Out of intrinsic artistic frustration, Response, was born.  While in her studio, Laura found herself at struggle with the direction of a new image, so she pulled it from the wall and began re-working it as a still life. The dimensional possibilities of these reformed landscape give new life to an already rich image. The rolling green hills form an animated line of blooming teeth.

Green Hill Washington, 2010 from the series Response

Or the bursting vines of a Kudzu plume, turn to a cyclone of three dimensional movement.

Kudzu, Texas 2010 from the series Response

The series Response, speaks to Laura’s fascination for such densely aggressive landscapes, and the psychological impact they can have on people. More so, when infiltrated or disrupted by the effects of human contact, Response, holds environmental undertones.

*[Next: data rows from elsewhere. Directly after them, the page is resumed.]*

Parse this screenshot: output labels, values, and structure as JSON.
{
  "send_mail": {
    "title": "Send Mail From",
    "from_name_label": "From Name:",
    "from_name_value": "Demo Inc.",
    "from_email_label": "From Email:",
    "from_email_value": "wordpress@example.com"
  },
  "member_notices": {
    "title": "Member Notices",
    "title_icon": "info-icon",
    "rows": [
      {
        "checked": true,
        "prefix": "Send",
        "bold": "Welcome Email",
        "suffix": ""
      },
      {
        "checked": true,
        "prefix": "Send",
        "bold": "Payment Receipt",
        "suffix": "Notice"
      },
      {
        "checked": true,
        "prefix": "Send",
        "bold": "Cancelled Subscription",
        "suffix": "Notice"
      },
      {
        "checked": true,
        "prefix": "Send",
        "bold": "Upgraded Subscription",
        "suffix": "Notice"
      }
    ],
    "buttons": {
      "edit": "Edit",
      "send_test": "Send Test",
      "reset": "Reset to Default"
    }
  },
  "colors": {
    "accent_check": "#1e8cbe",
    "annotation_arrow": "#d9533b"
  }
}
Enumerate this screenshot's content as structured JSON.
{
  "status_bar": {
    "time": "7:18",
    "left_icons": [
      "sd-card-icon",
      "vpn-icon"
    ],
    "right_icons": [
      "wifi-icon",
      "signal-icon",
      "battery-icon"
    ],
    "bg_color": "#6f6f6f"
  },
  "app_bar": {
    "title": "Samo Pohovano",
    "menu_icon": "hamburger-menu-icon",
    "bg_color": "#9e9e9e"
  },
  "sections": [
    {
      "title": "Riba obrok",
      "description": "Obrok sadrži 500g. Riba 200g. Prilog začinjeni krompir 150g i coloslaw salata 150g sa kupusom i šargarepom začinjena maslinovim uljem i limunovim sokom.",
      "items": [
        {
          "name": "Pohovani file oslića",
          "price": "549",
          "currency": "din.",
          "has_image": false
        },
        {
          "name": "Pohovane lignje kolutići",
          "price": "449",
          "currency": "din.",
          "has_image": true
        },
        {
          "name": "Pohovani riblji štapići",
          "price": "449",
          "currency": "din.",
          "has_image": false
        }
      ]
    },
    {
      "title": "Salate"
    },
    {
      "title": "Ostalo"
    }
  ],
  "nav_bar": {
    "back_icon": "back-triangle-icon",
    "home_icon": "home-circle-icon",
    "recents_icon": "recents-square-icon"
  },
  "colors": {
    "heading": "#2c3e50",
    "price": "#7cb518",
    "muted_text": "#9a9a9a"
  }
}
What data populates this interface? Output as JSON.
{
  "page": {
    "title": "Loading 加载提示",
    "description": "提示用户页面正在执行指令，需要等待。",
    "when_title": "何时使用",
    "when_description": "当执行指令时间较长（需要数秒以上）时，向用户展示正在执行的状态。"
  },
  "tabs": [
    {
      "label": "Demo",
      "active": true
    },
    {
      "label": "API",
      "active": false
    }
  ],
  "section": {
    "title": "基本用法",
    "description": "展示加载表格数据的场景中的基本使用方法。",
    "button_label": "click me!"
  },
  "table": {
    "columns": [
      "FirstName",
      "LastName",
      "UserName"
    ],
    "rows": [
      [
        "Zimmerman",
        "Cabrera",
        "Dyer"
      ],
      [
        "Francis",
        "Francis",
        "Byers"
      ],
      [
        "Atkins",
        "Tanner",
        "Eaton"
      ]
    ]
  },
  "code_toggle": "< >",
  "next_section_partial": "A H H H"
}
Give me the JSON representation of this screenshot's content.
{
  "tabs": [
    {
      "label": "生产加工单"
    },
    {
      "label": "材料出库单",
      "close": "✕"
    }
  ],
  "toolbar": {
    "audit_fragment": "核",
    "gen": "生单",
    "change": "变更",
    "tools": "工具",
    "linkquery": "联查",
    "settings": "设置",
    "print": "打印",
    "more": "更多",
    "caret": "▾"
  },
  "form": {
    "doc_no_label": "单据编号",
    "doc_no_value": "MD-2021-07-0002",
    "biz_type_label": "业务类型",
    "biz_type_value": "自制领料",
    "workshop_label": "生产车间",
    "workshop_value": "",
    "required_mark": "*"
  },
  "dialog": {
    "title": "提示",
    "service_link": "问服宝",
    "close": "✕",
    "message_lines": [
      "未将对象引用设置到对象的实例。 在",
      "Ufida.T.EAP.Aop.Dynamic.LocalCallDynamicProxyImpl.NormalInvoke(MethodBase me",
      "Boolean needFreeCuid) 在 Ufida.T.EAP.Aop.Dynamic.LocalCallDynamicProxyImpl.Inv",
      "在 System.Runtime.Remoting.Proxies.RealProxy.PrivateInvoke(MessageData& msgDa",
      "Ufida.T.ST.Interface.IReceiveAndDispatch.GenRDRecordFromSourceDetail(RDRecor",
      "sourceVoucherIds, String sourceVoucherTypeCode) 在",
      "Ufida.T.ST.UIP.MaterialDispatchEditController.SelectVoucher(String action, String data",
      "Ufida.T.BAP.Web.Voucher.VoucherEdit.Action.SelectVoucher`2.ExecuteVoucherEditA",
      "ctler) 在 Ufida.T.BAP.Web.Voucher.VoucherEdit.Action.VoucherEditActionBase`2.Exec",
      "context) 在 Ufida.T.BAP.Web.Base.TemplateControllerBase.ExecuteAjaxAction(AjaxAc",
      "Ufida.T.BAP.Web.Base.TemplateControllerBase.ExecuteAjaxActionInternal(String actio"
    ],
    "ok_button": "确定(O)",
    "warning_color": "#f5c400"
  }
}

Referencing the invasive species Kudzu, while visually lush, the dark contrast of its beauty lies in the invasiveness of its species. Growing up to a foot a day, its dense blanket smothers everything in its path with a heavy shade. Response reminds me of a stance from a poem by writer Beth Ann Fennelly:

Kudzu sees a field of cotton,
wants to be its better half.
Pities the red clay, leaps across
the color wheel to tourniquet. 
Sees every glass half full,
pours itself in.  Then over the brim.
Scribbles in every margin
with its green highlighter.  Is begging
to be measured.  Is pleased
to make acquaintance with
your garden, which it is pleased to name
Place Where I Am Not.
Yet.  Breeds its own welcome mat.

Like Kudzu, Laura work draws from an almost somber beauty of such stark contrasts. There are remnants of something more in her photographs, seen in the subtle clues and gestures of melancholic attraction.

Green Wall, 2006 from the series In-Between Places

The formal qualities of some images, paired with the slightness of manipulation in other others, resonate with a sense of mystery. Each landscape is approached with the same sincerity for contact with the natural world. Be it a tactile need to interact with the image once its created, or more so in the decisive moment, Laura is writing her own the rules.

Telephone Poll, 2006 from the series In-Between Places

Her photographic process involves both traditional and digital tactics. Shooting mainly large format, physically altering, and then printing digitally for pliability, Laura considers experimentation’s invaluable to the process. She received her MFA from the California College of the Arts and now lives and teaches in Oakland.